In the past, an individual sanctioned in the U.S. might still find operational space within certain EU Member States due to differing definitions of “support.” Hanun’s arrest signals that the transatlantic gap in enforcement is closing. The EU is increasingly adopting the “Global Magnitsky” style of pursuit, where being “designated” carries the same weight in Rome or Berlin as it does in Washington. This convergence prevents “jurisdiction shopping” by illicit financiers who previously viewed Europe’s fragmented legal landscape as a safe harbor.
In the world of strategic trade and financial controls, perception is as important as the law itself. For years, the “Red Flag” indicators provided in Commission Recommendation (EU) 2019/1318 were viewed by some companies and associations as mere suggestions.
The high-profile nature of Hanun’s arrest serves as symbolic deterrence. It sends a shockwave through the “brokering” and “charitable” sectors, warning that the “I didn’t know where the money was going” defense is no longer viable. For compliance officers across the EU, the Hanun case is a case study in why Ultimate Beneficial Owner (UBO) verification and End-Use monitoring are critical. If an architect in Italy can be arrested for the downstream destination of funds, any B2B entity transferring dual-use technology or sensitive funds must realize they are under the same microscope.

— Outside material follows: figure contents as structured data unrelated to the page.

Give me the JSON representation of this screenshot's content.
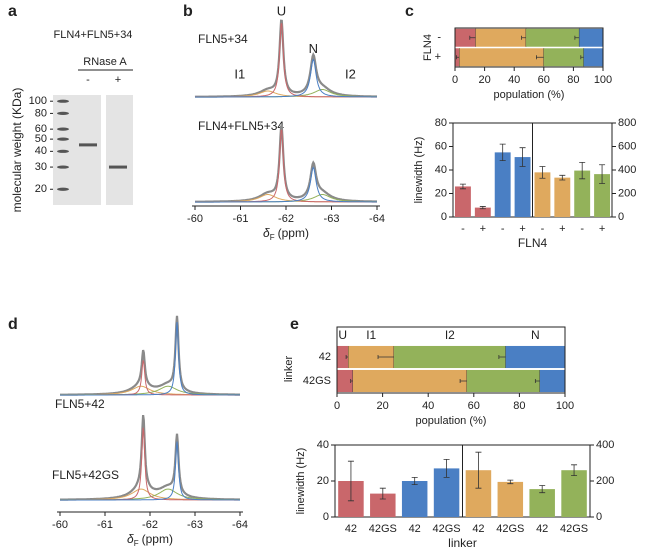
{
  "chart_data": [
    {
      "type": "gel",
      "label": "a",
      "title": "FLN4+FLN5+34",
      "treatment": "RNase A",
      "lanes": [
        "-",
        "+"
      ],
      "ylabel": "molecular weight (KDa)",
      "ylim": [
        15,
        112
      ],
      "log_scale": true,
      "yticks": [
        100,
        80,
        60,
        50,
        40,
        30,
        20
      ],
      "lane_bands": [
        45,
        30
      ]
    },
    {
      "type": "spectrum",
      "label": "b",
      "xlabel": {
        "symbol": "δ",
        "subscript": "F",
        "unit": "(ppm)"
      },
      "xlim": [
        -60,
        -64
      ],
      "xticks": [
        -60,
        -61,
        -62,
        -63,
        -64
      ],
      "spectra": [
        {
          "name": "FLN5+34",
          "components": [
            {
              "name": "I1",
              "color": "#dfa95e",
              "center": -61.6,
              "height": 0.08,
              "width": 0.45
            },
            {
              "name": "I2",
              "color": "#93b25a",
              "center": -62.8,
              "height": 0.1,
              "width": 0.45
            },
            {
              "name": "U",
              "color": "#c9676b",
              "center": -61.9,
              "height": 1.0,
              "width": 0.1
            },
            {
              "name": "N",
              "color": "#4a7fc4",
              "center": -62.6,
              "height": 0.5,
              "width": 0.15
            }
          ]
        },
        {
          "name": "FLN4+FLN5+34",
          "components": [
            {
              "color": "#dfa95e",
              "center": -61.6,
              "height": 0.1,
              "width": 0.45
            },
            {
              "color": "#93b25a",
              "center": -62.8,
              "height": 0.1,
              "width": 0.45
            },
            {
              "color": "#c9676b",
              "center": -61.9,
              "height": 0.98,
              "width": 0.1
            },
            {
              "color": "#4a7fc4",
              "center": -62.6,
              "height": 0.46,
              "width": 0.15
            }
          ]
        }
      ]
    },
    {
      "type": "stacked_hbar",
      "label": "c",
      "categories": [
        "-",
        "+"
      ],
      "ylabel": "FLN4",
      "xlabel": "population (%)",
      "xlim": [
        0,
        100
      ],
      "xticks": [
        0,
        20,
        40,
        60,
        80,
        100
      ],
      "series": [
        {
          "color": "#c9676b",
          "values": [
            14,
            3
          ],
          "errors": [
            4,
            2
          ]
        },
        {
          "color": "#dfa95e",
          "values": [
            34,
            57
          ],
          "errors": [
            3,
            5
          ]
        },
        {
          "color": "#93b25a",
          "values": [
            36,
            27
          ],
          "errors": [
            3,
            2
          ]
        },
        {
          "color": "#4a7fc4",
          "values": [
            16,
            13
          ]
        }
      ]
    },
    {
      "type": "bar",
      "categories": [
        "-",
        "+",
        "-",
        "+",
        "-",
        "+",
        "-",
        "+"
      ],
      "xlabel": "FLN4",
      "ylabel": "linewidth (Hz)",
      "ylim": [
        0,
        80
      ],
      "yticks": [
        0,
        20,
        40,
        60,
        80
      ],
      "y2lim": [
        0,
        800
      ],
      "y2ticks": [
        0,
        200,
        400,
        600,
        800
      ],
      "series": [
        {
          "color": "#c9676b",
          "values": [
            26,
            8,
            null,
            null,
            null,
            null,
            null,
            null
          ],
          "errors": [
            2,
            1,
            null,
            null,
            null,
            null,
            null,
            null
          ]
        },
        {
          "color": "#4a7fc4",
          "values": [
            null,
            null,
            55,
            51,
            null,
            null,
            null,
            null
          ],
          "errors": [
            null,
            null,
            7,
            8,
            null,
            null,
            null,
            null
          ]
        },
        {
          "color": "#dfa95e",
          "axis": "y2",
          "values": [
            null,
            null,
            null,
            null,
            380,
            335,
            null,
            null
          ],
          "errors": [
            null,
            null,
            null,
            null,
            50,
            20,
            null,
            null
          ]
        },
        {
          "color": "#93b25a",
          "axis": "y2",
          "values": [
            null,
            null,
            null,
            null,
            null,
            null,
            395,
            365
          ],
          "errors": [
            null,
            null,
            null,
            null,
            null,
            null,
            70,
            80
          ]
        }
      ]
    },
    {
      "type": "spectrum",
      "label": "d",
      "xlabel": {
        "symbol": "δ",
        "subscript": "F",
        "unit": "(ppm)"
      },
      "xlim": [
        -60,
        -64
      ],
      "xticks": [
        -60,
        -61,
        -62,
        -63,
        -64
      ],
      "spectra": [
        {
          "name": "FLN5+42",
          "components": [
            {
              "color": "#dfa95e",
              "center": -61.8,
              "height": 0.12,
              "width": 0.5
            },
            {
              "color": "#93b25a",
              "center": -62.4,
              "height": 0.12,
              "width": 0.5
            },
            {
              "color": "#c9676b",
              "center": -61.85,
              "height": 0.48,
              "width": 0.08
            },
            {
              "color": "#4a7fc4",
              "center": -62.6,
              "height": 1.0,
              "width": 0.08
            }
          ]
        },
        {
          "name": "FLN5+42GS",
          "components": [
            {
              "color": "#dfa95e",
              "center": -61.8,
              "height": 0.15,
              "width": 0.5
            },
            {
              "color": "#93b25a",
              "center": -62.4,
              "height": 0.15,
              "width": 0.5
            },
            {
              "color": "#c9676b",
              "center": -61.85,
              "height": 1.0,
              "width": 0.08
            },
            {
              "color": "#4a7fc4",
              "center": -62.6,
              "height": 0.8,
              "width": 0.08
            }
          ]
        }
      ]
    },
    {
      "type": "stacked_hbar",
      "label": "e",
      "categories": [
        "42",
        "42GS"
      ],
      "ylabel": "linker",
      "xlabel": "population (%)",
      "xlim": [
        0,
        100
      ],
      "xticks": [
        0,
        20,
        40,
        60,
        80,
        100
      ],
      "series": [
        {
          "name": "U",
          "color": "#c9676b",
          "values": [
            5,
            7
          ],
          "errors": [
            1,
            1
          ]
        },
        {
          "name": "I1",
          "color": "#dfa95e",
          "values": [
            20,
            50
          ],
          "errors": [
            7,
            3
          ]
        },
        {
          "name": "I2",
          "color": "#93b25a",
          "values": [
            49,
            32
          ],
          "errors": [
            3,
            2
          ]
        },
        {
          "name": "N",
          "color": "#4a7fc4",
          "values": [
            26,
            11
          ]
        }
      ]
    },
    {
      "type": "bar",
      "categories": [
        "42",
        "42GS",
        "42",
        "42GS",
        "42",
        "42GS",
        "42",
        "42GS"
      ],
      "xlabel": "linker",
      "ylabel": "linewidth (Hz)",
      "ylim": [
        0,
        40
      ],
      "yticks": [
        0,
        20,
        40
      ],
      "y2lim": [
        0,
        400
      ],
      "y2ticks": [
        0,
        200,
        400
      ],
      "series": [
        {
          "color": "#c9676b",
          "values": [
            20,
            13,
            null,
            null,
            null,
            null,
            null,
            null
          ],
          "errors": [
            11,
            3,
            null,
            null,
            null,
            null,
            null,
            null
          ]
        },
        {
          "color": "#4a7fc4",
          "values": [
            null,
            null,
            20,
            27,
            null,
            null,
            null,
            null
          ],
          "errors": [
            null,
            null,
            2,
            5,
            null,
            null,
            null,
            null
          ]
        },
        {
          "color": "#dfa95e",
          "axis": "y2",
          "values": [
            null,
            null,
            null,
            null,
            260,
            195,
            null,
            null
          ],
          "errors": [
            null,
            null,
            null,
            null,
            100,
            10,
            null,
            null
          ]
        },
        {
          "color": "#93b25a",
          "axis": "y2",
          "values": [
            null,
            null,
            null,
            null,
            null,
            null,
            155,
            260
          ],
          "errors": [
            null,
            null,
            null,
            null,
            null,
            null,
            20,
            30
          ]
        }
      ]
    }
  ]
}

While the arrest is a milestone, it also reveals the challenges the EU faces in maintaining this momentum. To truly turn this “first sign” into a standard of enforcement, the EU must harmonize penalties, ensuring that a sanctions violator faces the same jail time in the Netherlands as they would in Italy. It must also strengthen the newly established Anti-Money Laundering Authority (AMLA), which must use cases like Hanun’s to create standardized “Red Flag” checklists for all European firms. Furthermore, it must protect the dual-use parameter, as funds are the lifeblood of illicit trade. The enforcement of financial sanctions is the primary defence for keeping dual-use technology (like potentiostats or sensors) out of the wrong hands.
Hanun’s arrest represents the moment the EU’s “paper tiger” of sanctions enforcement grew teeth. It is a definitive transition from a reactive policy of listing names to a proactive strategy of dismantling financial pipelines.
For the business community, the Hanun case is the ultimate proof that Trade Compliance and Financial Compliance are now inseparable. Whether dealing with the transfer of sophisticated lab equipment or the distribution of charitable funds, the “Duty of Care” has been elevated to a criminal standard. The Italian authorities have not just arrested an individual; they have signaled the start of a “zero tolerance” era for the circumvention of European security interests.